Кра-ак! – с мягким тупым звуком рассекла сечка попавшуюся под ее неотвратимый тяжелый серп первую дольку. Кра-ак! – разошлась на новые две части одна из вновь образовавшихся половинок.
– Дак пошло! – воскликнула Марья Трофимовна радостно.
– А чего ж не пойти, – усмехнулся Игнат Трофимыч. Словно бы это он имел всю жизнь дело с золотой скорлупой и без всяких наставлений Марьи Трофимовны знал, как обращаться с нею.
Но Марье Трофимовне было так радостно, так она была довольна – ну хоть запляши, что она не стала цапаться со своим старым, как сделала бы в любом другом случае.
– Пошло! Пошло! – только повторила она. И прихлопнула вместо пляса в ладоши.
Игнат Трофимыч, однако, имел настроение более деловое.
– Придумала, где мы его обнаружили, клад-то? – спросил он, ходя сечкой вверх-вниз с машинной уже равномерностью.
Марья Трофимовна вспомнила услышанное в магазинной толчее.

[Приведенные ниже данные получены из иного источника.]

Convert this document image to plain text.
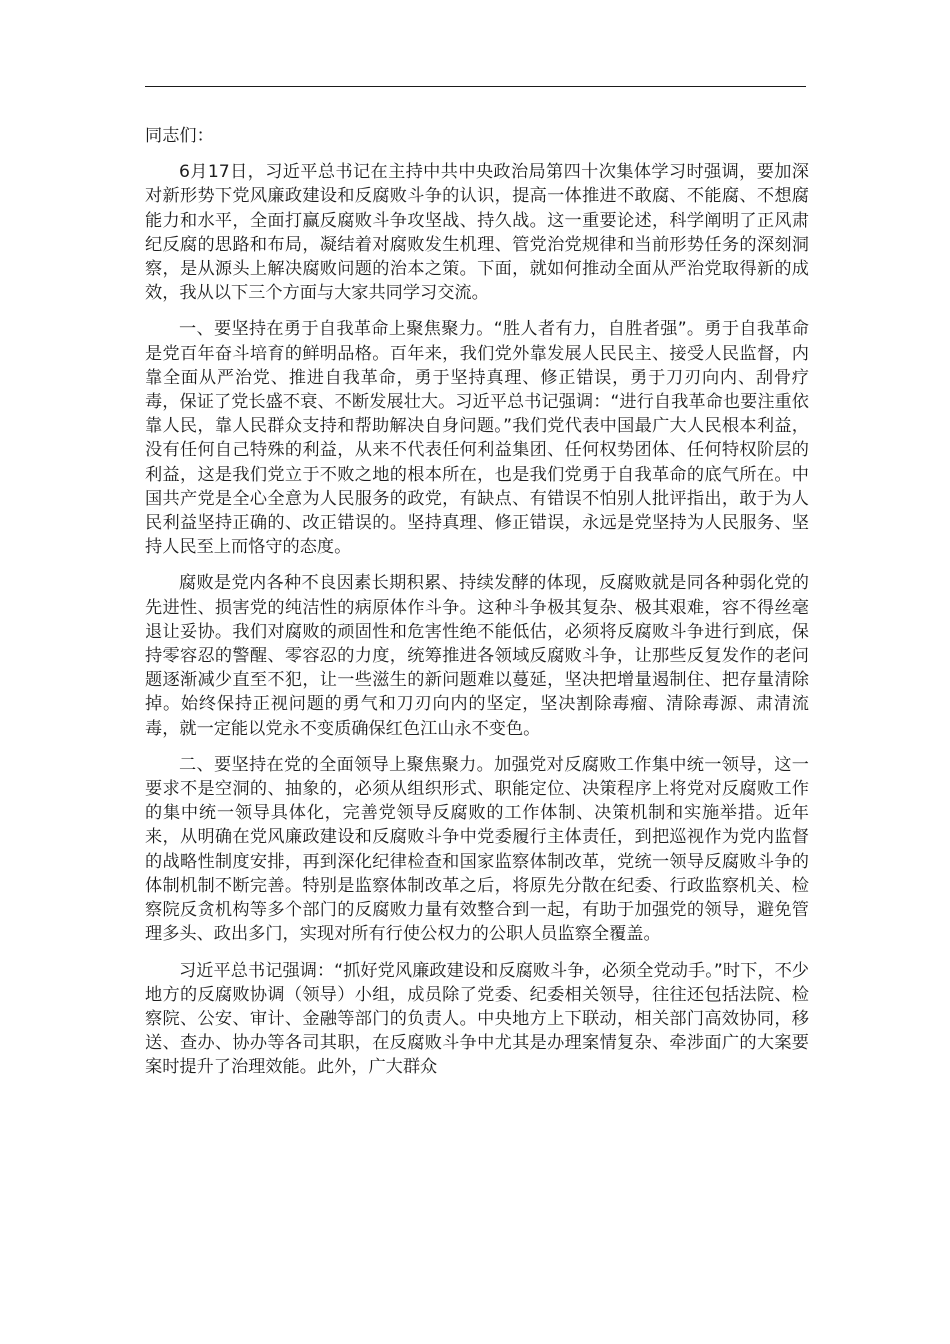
同志们：

6月17日，习近平总书记在主持中共中央政治局第四十次集体学习时强调，要加深对新形势下党风廉政建设和反腐败斗争的认识，提高一体推进不敢腐、不能腐、不想腐能力和水平，全面打赢反腐败斗争攻坚战、持久战。这一重要论述，科学阐明了正风肃纪反腐的思路和布局，凝结着对腐败发生机理、管党治党规律和当前形势任务的深刻洞察，是从源头上解决腐败问题的治本之策。下面，就如何推动全面从严治党取得新的成效，我从以下三个方面与大家共同学习交流。

一、要坚持在勇于自我革命上聚焦聚力。“胜人者有力，自胜者强”。勇于自我革命是党百年奋斗培育的鲜明品格。百年来，我们党外靠发展人民民主、接受人民监督，内靠全面从严治党、推进自我革命，勇于坚持真理、修正错误，勇于刀刃向内、刮骨疗毒，保证了党长盛不衰、不断发展壮大。习近平总书记强调：“进行自我革命也要注重依靠人民，靠人民群众支持和帮助解决自身问题。”我们党代表中国最广大人民根本利益，没有任何自己特殊的利益，从来不代表任何利益集团、任何权势团体、任何特权阶层的利益，这是我们党立于不败之地的根本所在，也是我们党勇于自我革命的底气所在。中国共产党是全心全意为人民服务的政党，有缺点、有错误不怕别人批评指出，敢于为人民利益坚持正确的、改正错误的。坚持真理、修正错误，永远是党坚持为人民服务、坚持人民至上而恪守的态度。

腐败是党内各种不良因素长期积累、持续发酵的体现，反腐败就是同各种弱化党的先进性、损害党的纯洁性的病原体作斗争。这种斗争极其复杂、极其艰难，容不得丝毫退让妥协。我们对腐败的顽固性和危害性绝不能低估，必须将反腐败斗争进行到底，保持零容忍的警醒、零容忍的力度，统筹推进各领域反腐败斗争，让那些反复发作的老问题逐渐减少直至不犯，让一些滋生的新问题难以蔓延，坚决把增量遏制住、把存量清除掉。始终保持正视问题的勇气和刀刃向内的坚定，坚决割除毒瘤、清除毒源、肃清流毒，就一定能以党永不变质确保红色江山永不变色。

二、要坚持在党的全面领导上聚焦聚力。加强党对反腐败工作集中统一领导，这一要求不是空洞的、抽象的，必须从组织形式、职能定位、决策程序上将党对反腐败工作的集中统一领导具体化，完善党领导反腐败的工作体制、决策机制和实施举措。近年来，从明确在党风廉政建设和反腐败斗争中党委履行主体责任，到把巡视作为党内监督的战略性制度安排，再到深化纪律检查和国家监察体制改革，党统一领导反腐败斗争的体制机制不断完善。特别是监察体制改革之后，将原先分散在纪委、行政监察机关、检察院反贪机构等多个部门的反腐败力量有效整合到一起，有助于加强党的领导，避免管理多头、政出多门，实现对所有行使公权力的公职人员监察全覆盖。

习近平总书记强调：“抓好党风廉政建设和反腐败斗争，必须全党动手。”时下，不少地方的反腐败协调（领导）小组，成员除了党委、纪委相关领导，往往还包括法院、检察院、公安、审计、金融等部门的负责人。中央地方上下联动，相关部门高效协同，移送、查办、协办等各司其职，在反腐败斗争中尤其是办理案情复杂、牵涉面广的大案要案时提升了治理效能。此外，广大群众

– Дак а стали в подполе приборку делать, камень бутовый тронули – а там ниша…
– Какая ниша, чего плетешь! У нас дому полсотни лет нет, сами и строили. Кто туда тебе клад подсунул?
Марья Трофимовна задумалась.
– Дак тогда в огороде нашли! – осенило ее. – Картошку окучивали. Вдруг – звяк, а там банка. А в банке…
– Это в каком музее ты из царского времени банку найдешь?
Марья Трофимовна снова задумалась. Но лишь на мгновение.
– А вон в кринку тогда, – указала она на соседнюю лавку с посудой. – Пойди гадай, какого она времени.
Игнат Трофимыч перестал тюкать и посмотрел на свою старую.
– Ну? Гадай, да? Они тебе гадать не будут. Они сейчас, вон по телевизору-то показывали, такие анализы стряпают, о любой вещи скажут, когда сделана.
Марья Трофимовна мучительно посилилась придумать что-нибудь еще, но ничего не придумывалось. И впервые, пожалуй, с того времени, как было явлено ей откровение, Марье Трофимовне сделалось словно бы тоскливо.
– Ой, дак че бы это изобрести, че бы изобрести… – забормотала она с невольной плаксивой интонацией.
– Ладно, – вновь принимаясь тюкать сечкой, остановил ее Игнат Трофимыч. – После тогда об этом думать будем. До песка, я вот смотрю, не смогу довести, пожалуй.
– А ты секи, секи, – вмиг переменившись голосом, увещевающее сказала Марья Трофимовна. – Терпение и труд все перетрут.
Однако же терпения с трудом оказалось недостаточно. Часа три, не меньше, просидел Игнат Трофимыч над корытом, лишь время от времени составляя его с коленей, чтобы направить тупеющее жало сечки, кое-какие кусочки и можно, пожалуй, было счесть за песчинки, но только кое-какие, а большая часть скорлупы, измельчась до известного предела, начинала уворачиваться от лезвия, выпрыгивать из-под него, будто живая, бей, не бей, а оставалась все того же размера – и никак это крошево не походило на песок. Игнат Трофимыч уже и извелся.
– А пестом ее! – осенило на этот раз новым инструментом Марью Трофимовну. – Как черемуху.
Игнат Трофимыч даже не стал думать, плохо ли, хорошо ли – пестом; лучше ли это будет, хуже ли – неважно, лишь бы сменить сечку с корытом на что-то другое.
Пест, однако, оказался совсем не пригоден для задуманного.
Золото в ступе под пестом не дробилось, а только плющилось. Игнат Трофимыч уж и сбоку подлаживался, нанося удар, и еще бог знает какие придумывал выверты, но нет – плющилось только, и все. Не черемуха была скорлупа, совсем не черемуха.
Сердце Игната Трофимыча не выдержало.
– А провались ты пропадом! – с грохотом составил он ступу с коленей на пол и встал. – Тут никакого терпения не хватит. Не знаю, что тут еще придумывать!
Но Марья Трофимовна не утомляла себя однообразной физической работой, и ее голова кое-что все же соображала.
– Знаю, че надо, – сказала она, поднимая ступу с пола и ставя на стол. – У Марсельезы надо ее машинку взять. Которая мелет-то все.
– Миксер, что ли? – не сразу, но все же понял Игнат Трофимыч.
– Ну, миксер. У нее там нож такой – размелет, подумать не успеешь. Я у нее была, видела – прямо не успеваешь подумать.